A spec is only useful if it's accurate. Integrate a linter like Spectral into your CI pipeline to enforce style guides and catch errors before they cause problems. A good generation platform will also provide diagnostics to help you improve your spec over time.

Share the spec across teams

Your spec should be easy for anyone in the organization to find and use. Store it in a version-controlled repository alongside your API code, where you can edit configs and OpenAPI specs with branches for safe testing.

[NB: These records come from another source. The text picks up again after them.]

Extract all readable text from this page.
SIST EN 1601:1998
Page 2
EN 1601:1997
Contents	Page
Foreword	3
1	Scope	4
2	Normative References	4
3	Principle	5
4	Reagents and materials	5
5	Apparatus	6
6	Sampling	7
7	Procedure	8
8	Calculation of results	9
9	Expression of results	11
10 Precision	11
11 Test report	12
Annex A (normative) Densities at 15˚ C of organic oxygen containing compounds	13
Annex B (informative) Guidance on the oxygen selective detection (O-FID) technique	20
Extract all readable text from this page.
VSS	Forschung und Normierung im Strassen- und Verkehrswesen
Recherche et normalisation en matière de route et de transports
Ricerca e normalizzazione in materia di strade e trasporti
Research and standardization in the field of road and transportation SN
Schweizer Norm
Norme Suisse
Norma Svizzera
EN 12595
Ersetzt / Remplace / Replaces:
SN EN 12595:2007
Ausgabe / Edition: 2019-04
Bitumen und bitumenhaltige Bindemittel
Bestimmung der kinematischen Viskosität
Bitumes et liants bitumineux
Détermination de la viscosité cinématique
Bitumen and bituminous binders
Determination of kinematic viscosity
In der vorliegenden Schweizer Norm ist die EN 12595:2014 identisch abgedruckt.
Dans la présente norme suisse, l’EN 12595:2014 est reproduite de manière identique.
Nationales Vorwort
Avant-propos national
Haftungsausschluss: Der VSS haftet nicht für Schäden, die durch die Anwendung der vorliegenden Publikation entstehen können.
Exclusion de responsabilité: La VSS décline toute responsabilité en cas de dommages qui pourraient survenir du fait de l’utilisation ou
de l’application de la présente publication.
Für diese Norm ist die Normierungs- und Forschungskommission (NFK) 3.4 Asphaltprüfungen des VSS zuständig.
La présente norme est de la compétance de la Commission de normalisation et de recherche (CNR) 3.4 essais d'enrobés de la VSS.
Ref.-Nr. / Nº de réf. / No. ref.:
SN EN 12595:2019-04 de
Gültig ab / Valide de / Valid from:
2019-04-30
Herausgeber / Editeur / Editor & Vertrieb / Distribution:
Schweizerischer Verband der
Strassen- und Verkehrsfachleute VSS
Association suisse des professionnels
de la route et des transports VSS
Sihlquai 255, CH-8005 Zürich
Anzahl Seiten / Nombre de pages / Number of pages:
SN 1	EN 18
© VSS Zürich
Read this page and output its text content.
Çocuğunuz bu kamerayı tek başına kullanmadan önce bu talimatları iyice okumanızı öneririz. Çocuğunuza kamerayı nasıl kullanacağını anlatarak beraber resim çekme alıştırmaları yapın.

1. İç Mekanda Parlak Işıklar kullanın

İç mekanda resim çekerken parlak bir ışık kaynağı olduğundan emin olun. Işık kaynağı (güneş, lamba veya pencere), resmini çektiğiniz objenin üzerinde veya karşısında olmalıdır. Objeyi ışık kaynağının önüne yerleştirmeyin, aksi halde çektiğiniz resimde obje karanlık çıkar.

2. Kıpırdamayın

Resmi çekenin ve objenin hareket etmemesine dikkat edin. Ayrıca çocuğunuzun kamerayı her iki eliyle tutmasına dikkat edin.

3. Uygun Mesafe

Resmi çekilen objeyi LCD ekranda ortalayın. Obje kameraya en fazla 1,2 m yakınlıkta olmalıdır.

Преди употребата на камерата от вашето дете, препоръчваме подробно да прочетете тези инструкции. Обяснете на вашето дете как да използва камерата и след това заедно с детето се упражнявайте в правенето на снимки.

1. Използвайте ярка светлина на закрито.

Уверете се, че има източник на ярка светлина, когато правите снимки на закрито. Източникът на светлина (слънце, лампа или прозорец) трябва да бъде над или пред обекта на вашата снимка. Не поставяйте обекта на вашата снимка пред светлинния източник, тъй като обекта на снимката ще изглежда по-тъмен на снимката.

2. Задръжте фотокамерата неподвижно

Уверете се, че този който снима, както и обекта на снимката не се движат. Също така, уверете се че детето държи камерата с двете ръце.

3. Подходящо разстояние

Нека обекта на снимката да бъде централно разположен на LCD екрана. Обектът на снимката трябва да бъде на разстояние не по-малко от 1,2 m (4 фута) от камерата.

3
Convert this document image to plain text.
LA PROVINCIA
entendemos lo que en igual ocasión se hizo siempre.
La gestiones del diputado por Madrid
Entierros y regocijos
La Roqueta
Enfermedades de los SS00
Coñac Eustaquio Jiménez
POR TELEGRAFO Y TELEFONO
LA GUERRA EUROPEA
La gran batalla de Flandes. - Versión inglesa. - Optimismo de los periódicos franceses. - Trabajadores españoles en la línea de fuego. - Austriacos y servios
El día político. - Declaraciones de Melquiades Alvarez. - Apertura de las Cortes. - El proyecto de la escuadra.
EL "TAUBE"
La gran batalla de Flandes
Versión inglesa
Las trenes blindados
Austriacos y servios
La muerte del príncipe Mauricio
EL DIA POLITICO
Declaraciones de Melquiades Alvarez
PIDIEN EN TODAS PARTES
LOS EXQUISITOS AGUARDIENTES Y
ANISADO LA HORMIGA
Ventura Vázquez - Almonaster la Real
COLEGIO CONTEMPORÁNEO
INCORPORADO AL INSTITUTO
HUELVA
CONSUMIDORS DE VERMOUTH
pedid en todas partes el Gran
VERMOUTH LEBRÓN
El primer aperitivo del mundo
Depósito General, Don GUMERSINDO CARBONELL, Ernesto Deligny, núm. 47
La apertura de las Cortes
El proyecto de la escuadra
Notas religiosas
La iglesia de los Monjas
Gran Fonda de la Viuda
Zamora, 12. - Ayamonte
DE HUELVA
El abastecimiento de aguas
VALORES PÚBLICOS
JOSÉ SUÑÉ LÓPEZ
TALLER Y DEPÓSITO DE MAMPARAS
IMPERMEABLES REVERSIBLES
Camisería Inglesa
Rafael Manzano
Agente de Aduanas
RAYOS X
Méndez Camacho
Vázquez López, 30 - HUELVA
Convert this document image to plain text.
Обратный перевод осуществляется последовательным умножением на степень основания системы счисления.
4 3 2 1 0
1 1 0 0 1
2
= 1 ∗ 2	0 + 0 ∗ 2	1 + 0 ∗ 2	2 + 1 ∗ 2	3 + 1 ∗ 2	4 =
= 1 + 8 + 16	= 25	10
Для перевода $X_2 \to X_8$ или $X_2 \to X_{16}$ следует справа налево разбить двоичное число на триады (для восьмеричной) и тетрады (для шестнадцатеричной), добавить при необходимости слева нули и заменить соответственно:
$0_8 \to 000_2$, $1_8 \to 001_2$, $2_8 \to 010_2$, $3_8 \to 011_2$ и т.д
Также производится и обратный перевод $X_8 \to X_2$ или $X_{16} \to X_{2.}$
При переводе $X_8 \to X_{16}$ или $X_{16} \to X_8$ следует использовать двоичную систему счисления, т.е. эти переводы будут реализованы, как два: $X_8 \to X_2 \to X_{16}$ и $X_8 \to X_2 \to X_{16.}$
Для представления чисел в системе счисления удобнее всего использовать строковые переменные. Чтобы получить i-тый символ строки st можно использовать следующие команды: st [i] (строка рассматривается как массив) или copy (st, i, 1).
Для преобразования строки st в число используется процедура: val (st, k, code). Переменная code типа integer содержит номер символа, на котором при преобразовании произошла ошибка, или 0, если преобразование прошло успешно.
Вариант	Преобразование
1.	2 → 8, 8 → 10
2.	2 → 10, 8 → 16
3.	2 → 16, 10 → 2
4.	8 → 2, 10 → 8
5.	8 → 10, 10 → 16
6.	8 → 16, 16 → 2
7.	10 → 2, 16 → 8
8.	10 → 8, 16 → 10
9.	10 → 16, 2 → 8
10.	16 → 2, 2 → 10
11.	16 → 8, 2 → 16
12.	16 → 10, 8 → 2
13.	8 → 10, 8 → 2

Enable SDK previews on pull requests so developers can see the impact of their changes, and use persistent links for easy integration with documentation providers.

Frequently asked questions about OpenAPI specs

What is OpenAPI in simple terms?

OpenAPI is a universal translator for APIs that lets different software tools speak the same language, enabling them to understand and interact with an API without needing to know its internal workings.

Which OpenAPI version should I choose?

For any new project, you should use the latest version, which is currently 3.1.0, as it offers the most features and is fully compatible with the latest JSON Schema standard.

Do I need to write specs manually?

No, you can also generate a spec from your existing code using annotation libraries or infer one from network traffic, though writing it manually often provides the cleanest result.

Can I turn my OpenAPI spec into an MCP server?

Yes, platforms like Stainless can automatically generate a Model Context Protocol (MCP) server from your OpenAPI spec, allowing AI agents to interact with your API.

How does OpenAPI help with API testing?

It enables contract testing, where you can automatically verify that your API's responses match the schemas defined in the spec, and it allows for the generation of mock servers for client-side testing.